The Broncos had a team meeting Tuesday morning, during which coach Josh McDaniels and grief counselors addressed the team. The team had an emotional memorial service, which was attended by McKinley’s family, Friday. The team on Sunday wore McKinley’s No. 11 decal on the back of their helmets, as they will for the rest of the season.
During the moment of silence, Broncos special teams captain Wesley Woodyard pointed both arms high into the sky. As soon as the game ended, McKinley’s image graced the big screen at Invesco Field at Mile High.
Monday, a contingent of front-office members and players will attend McKinley’s funeral in Georgia.
Early last week, Broncos coach Josh McDaniels admitted that it wouldn’t be a normal week as the 1-1 Broncos had to prepare for Peyton Manning and the Colts.
And it wasn’t normal at all.
“It had a big effect on this team this week,” Prater said. "There was sadness. We felt it all week.”
Kicker Matt Prater, a close friend of Kenny McKinley, was able to connect for a 25-yard field goal in the first quarter.
Prater said Denver’s pregame locker room was much quieter than usual, though he did hear a few teammates say the Broncos needed to “win it for Kenny.”
After the game, Broncos officials privately lauded McDaniels -- who also spoke at the memorial service -- for allowing himself and his players to grieve while still keeping them focused on the game plan.
The following are some key aspects to the loss for Denver:
Too many mistakes: The Broncos hung with the Colts in this game. Yet, they were doomed by critical mistakes throughout the game. The Colts didn’t make big mistakes and that’s why they won.
Denver lost a fumbled punt at its 10. Quarterback Kyle Orton, despite putting up big numbers, was intercepted in Colts territory. Denver was stopped four straight times from the Colts’ 1.

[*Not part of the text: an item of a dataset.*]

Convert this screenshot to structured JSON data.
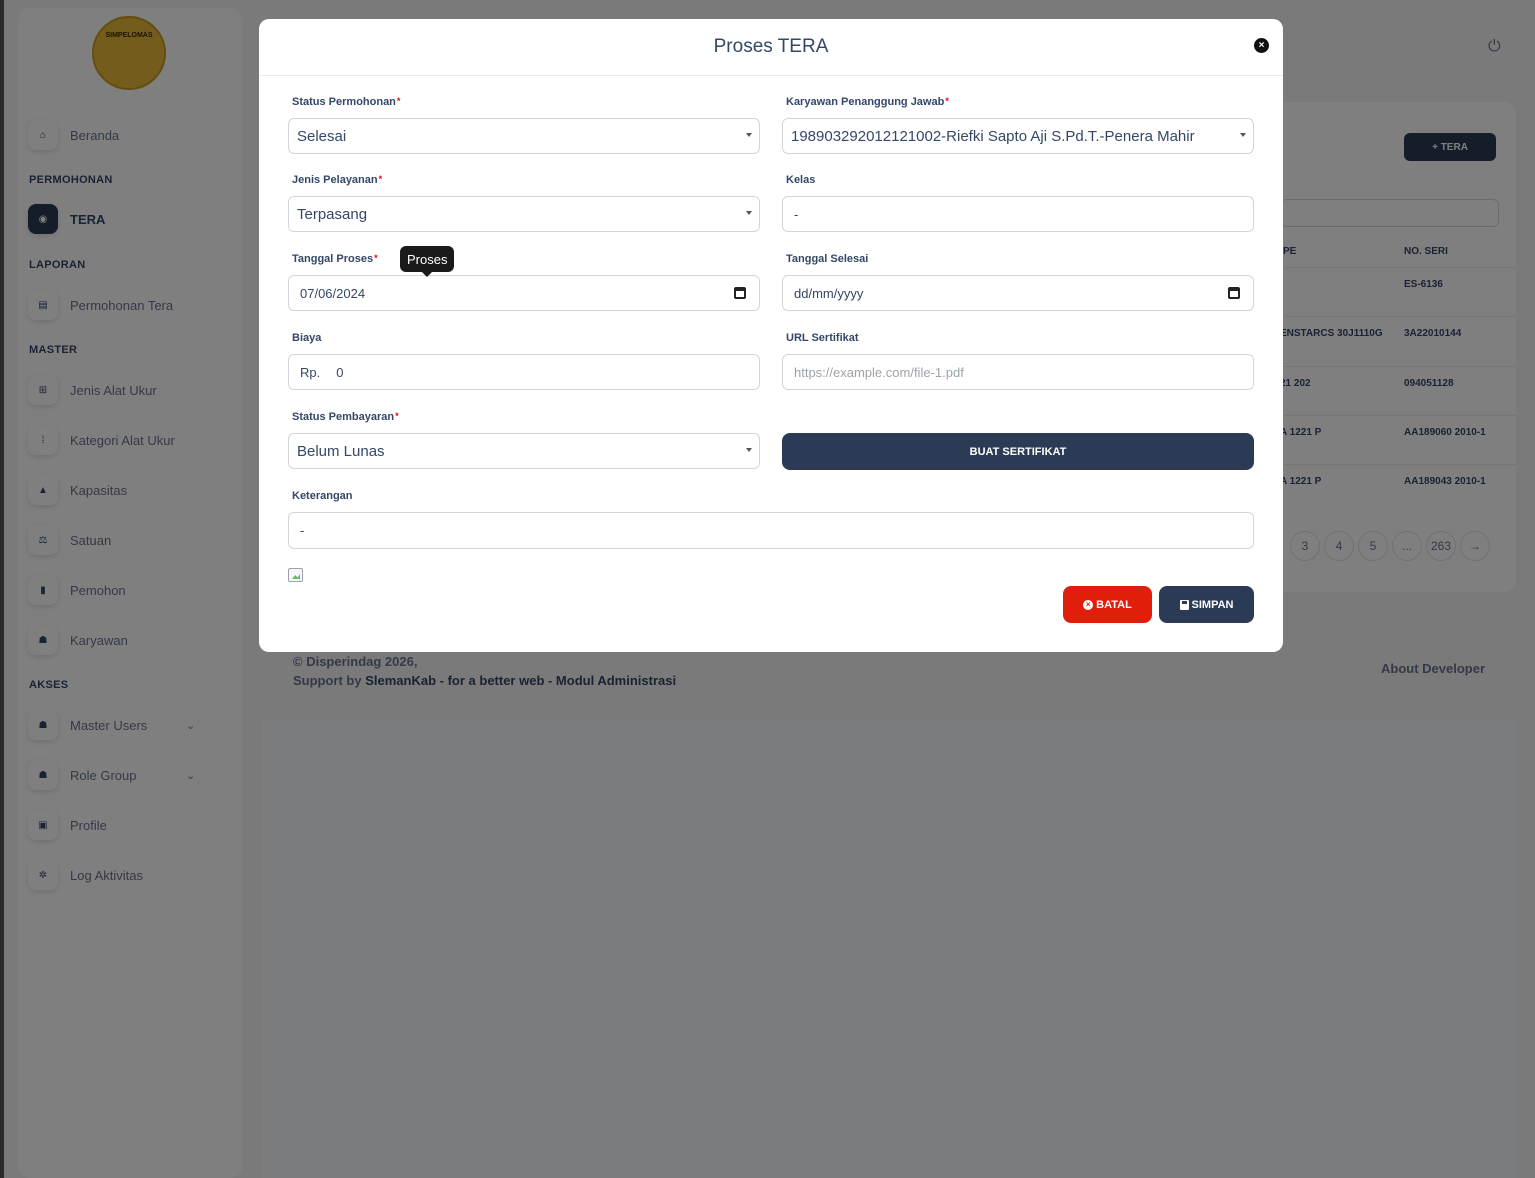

With just over nine minutes to play and the Colts leading 20-13, Denver went for it on fourth down and 3 from the Colts’ 12. Orton couldn’t hook up with receiver Brandon Lloyd.
That play surely will be talk-radio fodder this week in the Rockies. McDaniels said he thought about going for a field goal, but stood by his decision.
“You kick a field goal and you’re down four and you go on,” McDaniels said. “You make a decision and you live with it. ... We’d probably do it again.”
Orton has a big day: Orton continued to show immense improvement. He threw for 476 yards, which was the second most passing yards in Denver history. Orton has 1,078 yards in three games.
Still, Orton, who completed 37 of 57 passes, had trouble in the red zone, completing 3 of 13. That’s where Denver last the game.
“We have to get better there,” Orton said.
Manning does enough to win: At times, Colts superstar Peyton Manning looked like the second-best quarterback on the field. But Manning made enough plays when it counted.
With Denver bottling up the Colts’ running game for much of the day, Manning was forced to win the game with his arm. No problem there.
After McDaniels’ failed gamble, Manning led the Colts on an impressive drive, including hitting receiver Austin Collie on a third-and-15 play to seal the game.
“We just didn’t make enough plays,” said Denver cornerback Champ Bailey, who played despite missing most of the practice week with a foot injury. “We just didn’t do enough.”